The next phase of my structured search project is coming to life. For the new version I'm parsing all 200+ of the RSS feeds to which I subscribe, XHTML-izing the content, storing it in Berkeley DB XML, and exposing it to the same kinds of searches I've been applying to my own content. Here's a taste of the kinds of queries that are now possible:
links from Brent Simmons to InfoWorld.com
books, with XQuery in the title, mentioned by Michael Rys
The paint's not dry on this thing yet.
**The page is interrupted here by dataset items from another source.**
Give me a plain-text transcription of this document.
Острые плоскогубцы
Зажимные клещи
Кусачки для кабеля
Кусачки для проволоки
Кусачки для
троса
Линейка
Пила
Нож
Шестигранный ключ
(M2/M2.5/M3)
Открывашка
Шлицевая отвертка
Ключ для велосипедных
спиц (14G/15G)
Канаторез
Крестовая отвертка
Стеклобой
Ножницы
I have yet to normalize the dates, and I'm still getting the hang of DB XML, but here are some things that become immediately obvious:
Feeds that deliver only partial content are at a disadvantage.
HTML Tidy is able to coerce a surprisingly large number of the feeds I take from HTML to XHTML.
Once coerced, they're addressable in terms of the elements you find in HTML: links, images, tables, quotes.
Until now, I've thought the major roadblock standing in the way of more richly structured content was the lack of easy-to-use XML writing tools. But maybe I've been wrong about that. If it's going to be practical to XHTML-ize what current HTML writing tools, maybe we can make a whole lot more progress than I thought by working toward CSS styling standards that will also provide hooks for more powerful searching.
At the very least, this will be a nice laboratory in which to experiment with a growing pool of XML content, using a variety of XML-capable databases. My hope, of course, is to offer a service that's as useful to you -- the writers of the blogs I'm reading, aggregating and searching -- as it is to me. And ideally, useful to you in ways that invite you to think about how to make what you write even more useful to all of us. We'll see how it goes.